Knowing where to fish in lakes is only part of the conundrum of catching catfish. Knowing when to fish along catfish highways also greatly affects angling success. Cats move shallow as water cools in the evening and deeper as daytime temps rise in the morning. Radio tracking of tagged catfish shows they often follow submerged topographic features during daily movements. If there is a submerged creek channel, fence row or roadbed that provides a route between deep and shallow water, it can become a catfish highway during transition periods—such as when fish move shallow at night.
The Channels Within
Rivers are the catfish equivalent of the interstate highway system. Multiple lanes, rest areas and exit ramps control traffic on the interstate, just as submerged channels, brush piles and wing dams influence catfish movement in a river.
In his book, Cracking the Channel Catfish Code, professional catfish guide Brad Durick explains how advanced electronics helped him decipher the underwater mysteries in the legendary Red River of the North. He discovered that major holes associated with outside bends and log jams in rivers are often connected by distinct “channels” in the bottom of the river that catfish follow when traveling between holes.
He notes those smaller channels within the larger main channel may only be several feet wide and a foot deeper than the main river bottom, depending on the size and flow of a river. However, the difference is enough to create a pathway catfish follow.
"Sometimes they follow the edges of the channel," Durick says, "and sometimes they follow the bottom. I like to set up my boat so I can put out a spread of baits that goes all the way across that channel to intercept any cats that are moving through the area."
The daily movement of catfish in rivers and lakes along their submerged thoroughfares is often mistakenly assumed as a move from nighttime feeding grounds to daytime lounging areas. But catfish feed throughout the day. Truthfully, those diurnal movements may be more associated with sunlight penetration of the water than with changes in feeding behavior. In his years guiding, Durick has proven that catfish highways are busy 24/7.

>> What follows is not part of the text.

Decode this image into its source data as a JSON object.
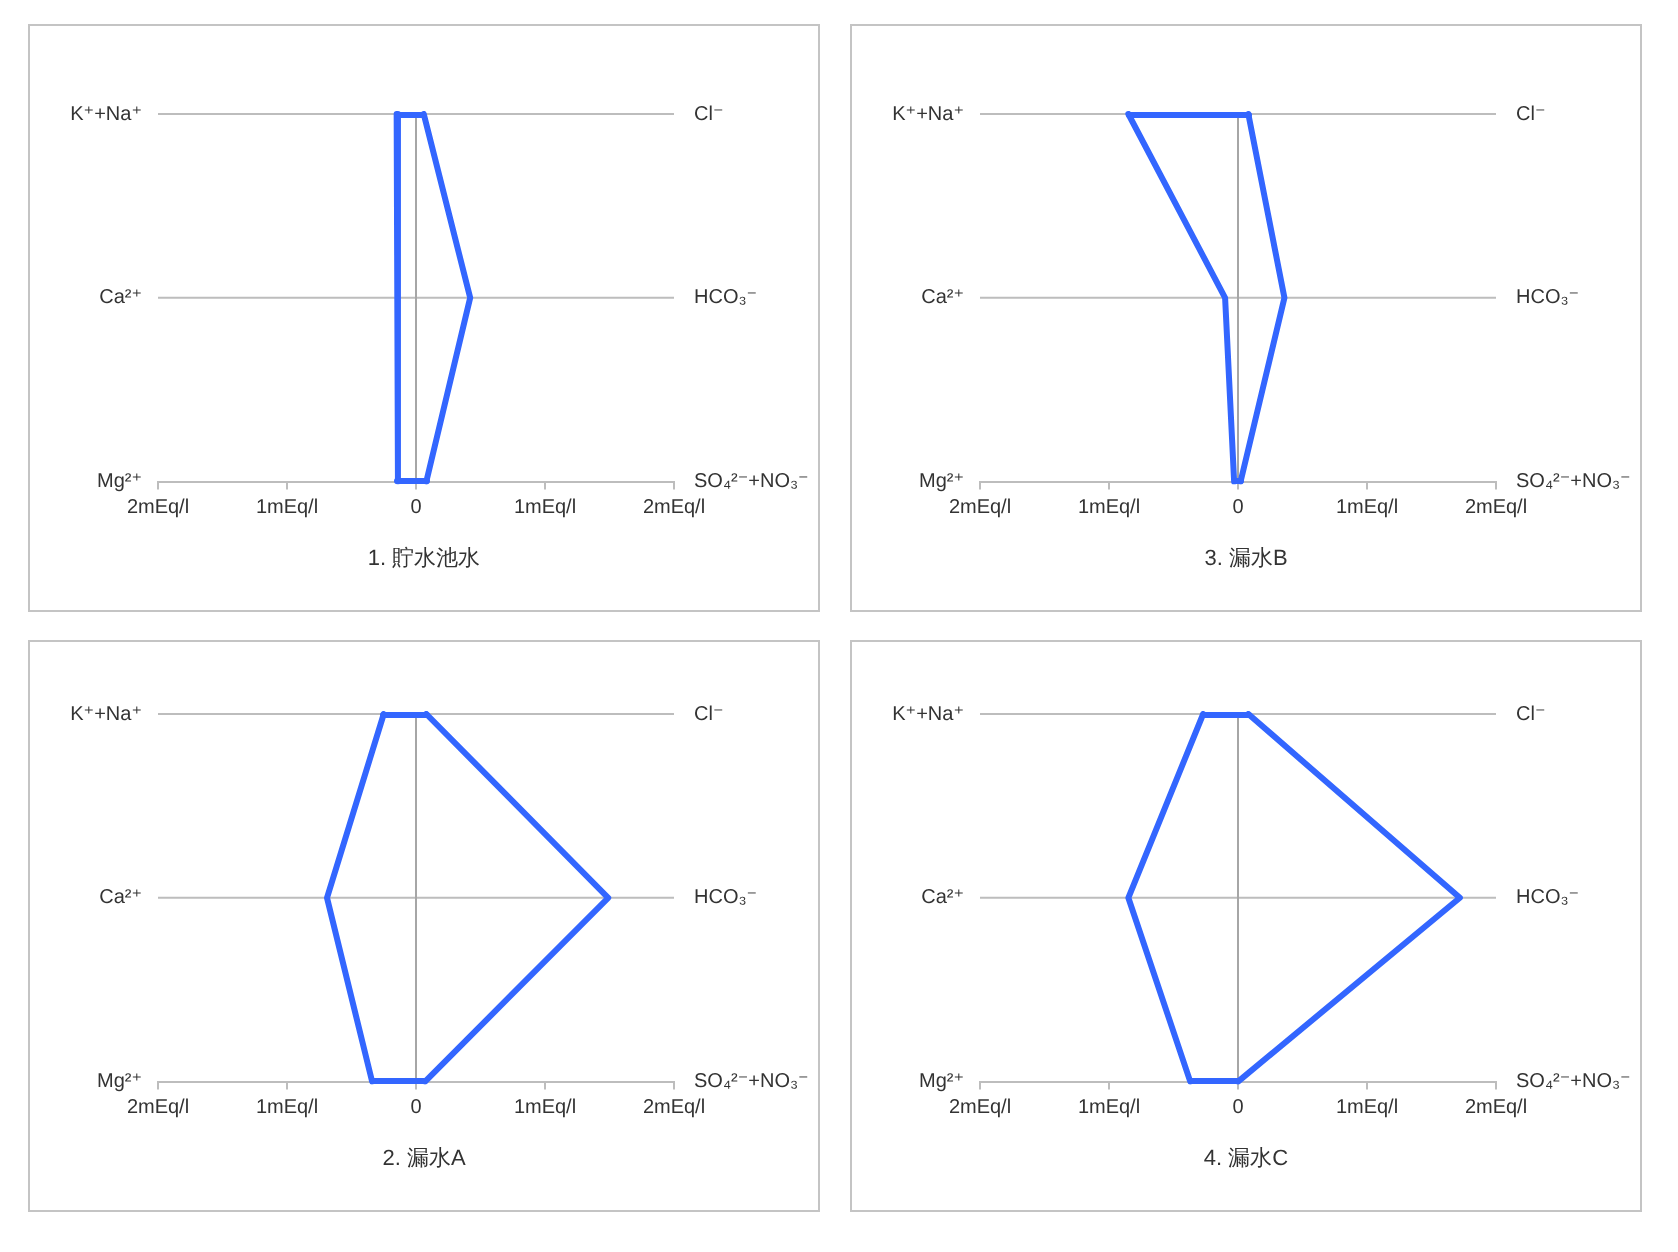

"I run all my trips during the day, and my clients catch tons of catfish," he says. "[Catfish] move and feed all day. Do they move more at night? Maybe. But I catch all I need during the day when it’s easier to see what I’m doing on the river."
He says he catches more of the Red River's monster channel cats from shallower water on cloudy days and from deeper water on sunny days. If he’s finding fish shallow on a cloudy day, he knows he needs to move his baits deeper if the sun comes out. He adds that while fish may not move up- or downstream, they’ll certainly move sideways into deeper water. Sometimes, he says, all it takes to get the baits into deeper water is to move them to the other side of the boat.
A long-term study of the movement of radio-tagged flathead catfish in Missouri by Dr. Jason Vokoun shows that sunlight penetration may also influence flathead catfish behavior in late summer. Many of the flatheads in his study spent their days nearly immobile, typically associated with log jams. However, one irregularity became readily apparent.
"An odd thing we noticed was that they often did brief, short movements around noon each day," says Vokoun. "There's no good explanation why. It didn't seem to be a feeding move. It was never far—often only a few feet. One suggestion is that they were moving to stay in the shade, as the sun moved to the other side of the sky … who knows?"
MAP IT OUT
Fisheries biologists and catfish anglers will never know all the intricacies of catfish behavior. But modern anglers can use topographic maps and sonar systems to chart reservoirs and rivers and identify bottom features catfish use during their daily travels. Just like police officers who set up speed traps along busy streets, smart anglers can place their baits on or near catfish highways to catch their daily quota.